A bill covering the new deal will be presented to the Icelandic parliament, the Althingi, on Thursday and discussed by the chamber in mid-January.
The terms of the agreement, reached on Friday (10 December) make it easier for the country to repay a multi-billion-euro debt incurred when the two EU i powers paid depositors who stood to lose their savings when the bank's parent firm failed during the Icelandic banking sector crash in 2008.
After the Icelandic Icesave internet bank collapsed, depositers in the UK and the Netherlands were compensated by their governments to the tune of €3.8 billion. The Hague and London then demanded Reykjavik pay them back.

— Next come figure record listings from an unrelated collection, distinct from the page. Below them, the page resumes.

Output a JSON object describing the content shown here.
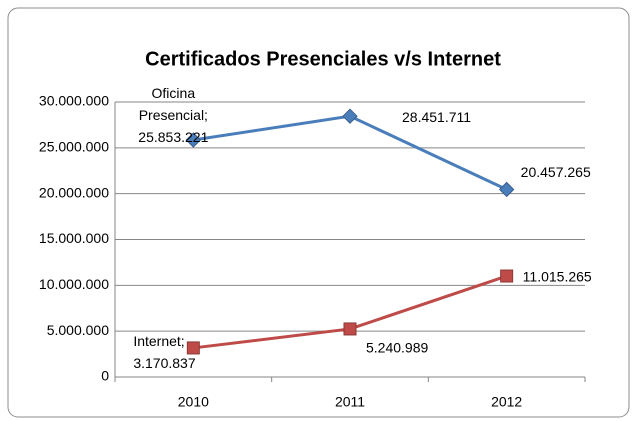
{
  "chart_data": {
    "type": "line",
    "title": "Certificados Presenciales v/s Internet",
    "categories": [
      "2010",
      "2011",
      "2012"
    ],
    "series": [
      {
        "name": "Oficina Presencial",
        "color": "#4a7ebb",
        "marker": "diamond",
        "values": [
          25853221,
          28451711,
          20457265
        ],
        "value_labels": [
          "Oficina Presencial; 25.853.221",
          "28.451.711",
          "20.457.265"
        ]
      },
      {
        "name": "Internet",
        "color": "#be4b48",
        "marker": "square",
        "values": [
          3170837,
          5240989,
          11015265
        ],
        "value_labels": [
          "Internet; 3.170.837",
          "5.240.989",
          "11.015.265"
        ]
      }
    ],
    "ylim": [
      0,
      30000000
    ],
    "yticks": [
      0,
      {
        "value": 5000000,
        "label": "5.000.000"
      },
      {
        "value": 10000000,
        "label": "10.000.000"
      },
      {
        "value": 15000000,
        "label": "15.000.000"
      },
      {
        "value": 20000000,
        "label": "20.000.000"
      },
      {
        "value": 25000000,
        "label": "25.000.000"
      },
      {
        "value": 30000000,
        "label": "30.000.000"
      }
    ],
    "grid": true
  }
}
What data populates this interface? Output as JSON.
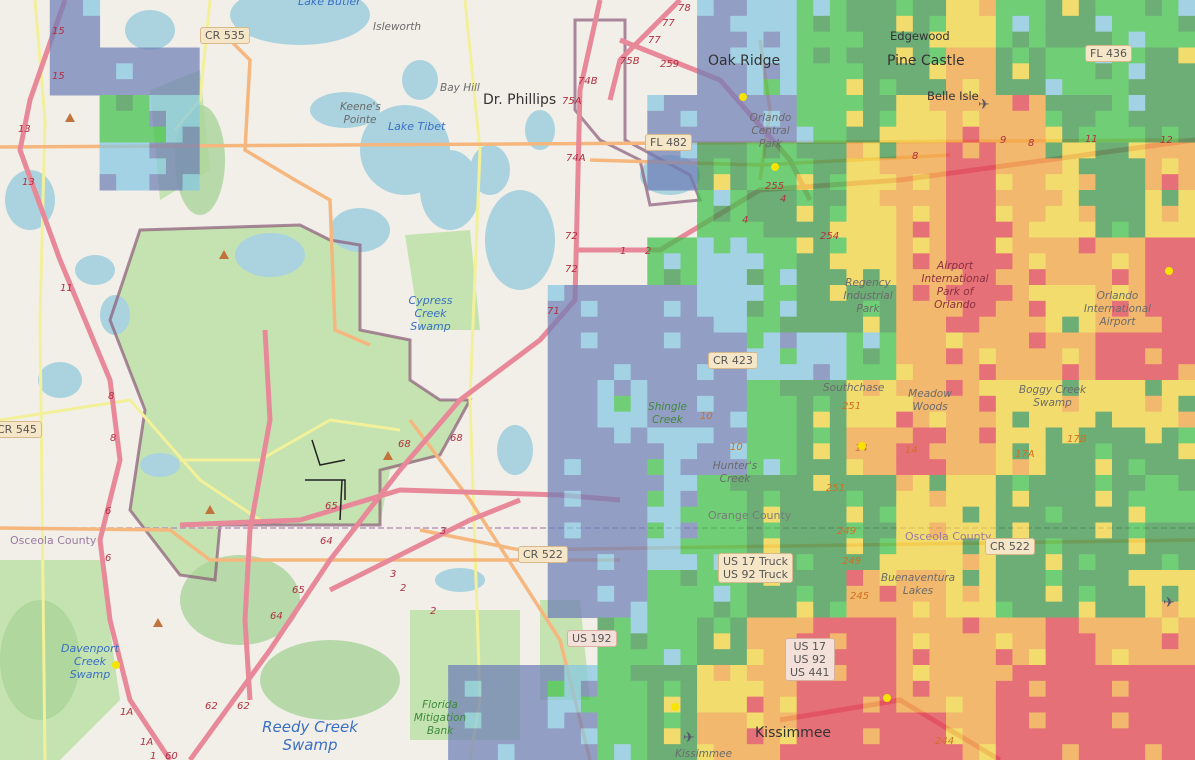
{
  "map": {
    "colors": {
      "land": "#f2efe9",
      "water": "#aad3df",
      "park": "#c8e6b0",
      "wetland": "#9fcf8f",
      "motorway": "#e8899a",
      "trunk": "#f5b77e",
      "secondary": "#f7f6a0",
      "boundary": "#8a5a78"
    },
    "places": [
      {
        "name": "Oak Ridge"
      },
      {
        "name": "Dr. Phillips"
      },
      {
        "name": "Pine Castle"
      },
      {
        "name": "Edgewood"
      },
      {
        "name": "Belle Isle"
      },
      {
        "name": "Kissimmee"
      }
    ],
    "areas": [
      "Isleworth",
      "Bay Hill",
      "Keene's Pointe",
      "Lake Butler",
      "Lake Tibet",
      "Orlando Central Park",
      "Regency Industrial Park",
      "Airport International Park of Orlando",
      "Orlando International Airport",
      "Southchase",
      "Meadow Woods",
      "Boggy Creek Swamp",
      "Hunter's Creek",
      "Buenaventura Lakes",
      "Kissimmee"
    ],
    "water_labels": [
      "Cypress Creek Swamp",
      "Davenport Creek Swamp",
      "Reedy Creek Swamp",
      "Shingle Creek",
      "Florida Mitigation Bank"
    ],
    "counties": [
      "Osceola County",
      "Orange County",
      "Osceola County"
    ],
    "shields": [
      "CR 535",
      "CR 545",
      "FL 482",
      "CR 423",
      "CR 522",
      "CR 522",
      "FL 436",
      "US 192",
      "US 17 Truck",
      "US 92 Truck",
      "US 17",
      "US 92",
      "US 441"
    ],
    "exits": [
      "15",
      "15",
      "13",
      "13",
      "11",
      "8",
      "8",
      "6",
      "6",
      "1A",
      "1A",
      "1",
      "60",
      "62",
      "62",
      "64",
      "64",
      "65",
      "65",
      "68",
      "68",
      "3",
      "3",
      "2",
      "2",
      "72",
      "72",
      "71",
      "74A",
      "75A",
      "75B",
      "74B",
      "77",
      "77",
      "78",
      "259",
      "255",
      "254",
      "4",
      "4",
      "1",
      "2",
      "8",
      "8",
      "9",
      "11",
      "12",
      "10",
      "10",
      "251",
      "251",
      "14",
      "14",
      "17A",
      "17B",
      "249",
      "249",
      "245",
      "244"
    ]
  },
  "radar": {
    "levels": [
      "none",
      "#6f7fb8",
      "#86c8e4",
      "#3fc24a",
      "#3a944a",
      "#f2d640",
      "#f3a43f",
      "#e2404e"
    ],
    "grid": [
      [
        0,
        1,
        0,
        0,
        0,
        0,
        0,
        0,
        0,
        0,
        0,
        0,
        0,
        0,
        1,
        2,
        3,
        4,
        4,
        5,
        3,
        4,
        3,
        3
      ],
      [
        0,
        1,
        1,
        1,
        0,
        0,
        0,
        0,
        0,
        0,
        0,
        0,
        0,
        0,
        1,
        2,
        3,
        4,
        4,
        6,
        4,
        3,
        3,
        4
      ],
      [
        0,
        0,
        3,
        2,
        0,
        0,
        0,
        0,
        0,
        0,
        0,
        0,
        0,
        1,
        1,
        1,
        3,
        4,
        5,
        6,
        6,
        4,
        3,
        4
      ],
      [
        0,
        0,
        2,
        1,
        0,
        0,
        0,
        0,
        0,
        0,
        0,
        0,
        0,
        1,
        4,
        3,
        4,
        5,
        6,
        7,
        6,
        5,
        4,
        6
      ],
      [
        0,
        0,
        0,
        0,
        0,
        0,
        0,
        0,
        0,
        0,
        0,
        0,
        0,
        0,
        3,
        4,
        4,
        5,
        6,
        7,
        6,
        5,
        4,
        5
      ],
      [
        0,
        0,
        0,
        0,
        0,
        0,
        0,
        0,
        0,
        0,
        0,
        0,
        0,
        3,
        2,
        3,
        4,
        5,
        6,
        7,
        6,
        6,
        6,
        7
      ],
      [
        0,
        0,
        0,
        0,
        0,
        0,
        0,
        0,
        0,
        0,
        0,
        1,
        1,
        1,
        2,
        3,
        4,
        4,
        6,
        7,
        6,
        5,
        6,
        7
      ],
      [
        0,
        0,
        0,
        0,
        0,
        0,
        0,
        0,
        0,
        0,
        0,
        1,
        1,
        1,
        1,
        2,
        2,
        3,
        6,
        6,
        6,
        6,
        7,
        7
      ],
      [
        0,
        0,
        0,
        0,
        0,
        0,
        0,
        0,
        0,
        0,
        0,
        1,
        2,
        1,
        1,
        3,
        4,
        5,
        6,
        6,
        5,
        5,
        5,
        5
      ],
      [
        0,
        0,
        0,
        0,
        0,
        0,
        0,
        0,
        0,
        0,
        0,
        1,
        1,
        2,
        1,
        3,
        4,
        6,
        7,
        6,
        5,
        4,
        4,
        4
      ],
      [
        0,
        0,
        0,
        0,
        0,
        0,
        0,
        0,
        0,
        0,
        0,
        1,
        1,
        2,
        3,
        4,
        4,
        4,
        5,
        5,
        4,
        4,
        4,
        3
      ],
      [
        0,
        0,
        0,
        0,
        0,
        0,
        0,
        0,
        0,
        0,
        0,
        1,
        1,
        2,
        3,
        4,
        4,
        4,
        5,
        5,
        4,
        4,
        4,
        4
      ],
      [
        0,
        0,
        0,
        0,
        0,
        0,
        0,
        0,
        0,
        0,
        0,
        1,
        1,
        3,
        3,
        4,
        4,
        6,
        6,
        5,
        4,
        4,
        4,
        5
      ],
      [
        0,
        0,
        0,
        0,
        0,
        0,
        0,
        0,
        0,
        0,
        0,
        0,
        3,
        3,
        4,
        6,
        7,
        7,
        6,
        6,
        6,
        7,
        6,
        6
      ],
      [
        0,
        0,
        0,
        0,
        0,
        0,
        0,
        0,
        0,
        1,
        1,
        2,
        3,
        4,
        5,
        6,
        7,
        7,
        6,
        6,
        7,
        7,
        7,
        7
      ],
      [
        0,
        0,
        0,
        0,
        0,
        0,
        0,
        0,
        0,
        1,
        1,
        1,
        3,
        4,
        6,
        6,
        7,
        7,
        7,
        6,
        7,
        7,
        7,
        7
      ]
    ]
  }
}
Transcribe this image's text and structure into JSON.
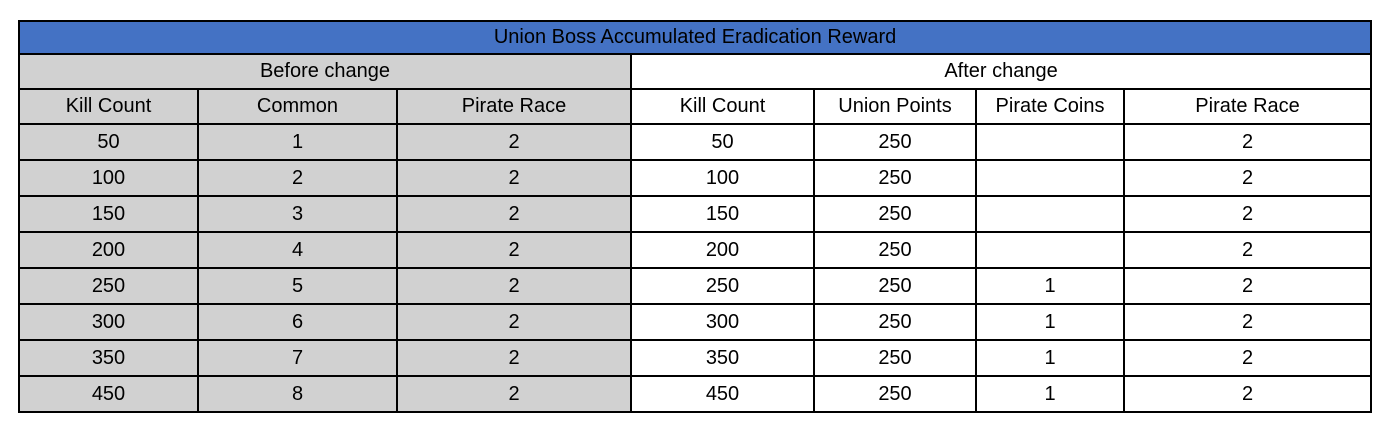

The government had agreed to do so in an earlier deal, but the terms were considered onerous by a majority of the population. Under the terms of the original agreement, the loan would have been paid back over 15 years with high rates of interest. Estimates had suggested every household would have to contribute around €45,000.
The president of the country had refused to sign the government bill that approved a schedule of payments to the two governments, provoking a referendum on the matter in March that saw the earlier deal rejected by 91 percent of Icelanders.
Crucially, the new agreement offers a 3.2 percent interest rate on the cash being paid back, substantially lower both than the original 5.5 percent initially demanded and the rates the EU's own internal bail-out schemes are charging Greece and Ireland.
Repayments will also be capped at a rate linked to a percentage of Icelandic economic growth, giving the country room to improve its economy rather than spend all its energy on paying back foreign debts.
Reykjavik did not win everything it was looking for however. The country will still have to pay back the full amount. Icelandic negotiators had been pushing for an agreement that would see the debt eventually retired if the country's economic growth remained retarded for a number of years.
"This agreement is made under totally different circumstances from the previous one when lending rates were much higher and our currency reserves were limited," finance minister Steingrimur Sigfusson told public radio.
Meanwhile, documentation surrounding the deal has been leaked online by an unidentified group calling itself the Union of Interested Parties in Open Administration. While the details of the deal have been made public by the government, the documents themselves have not been officially released.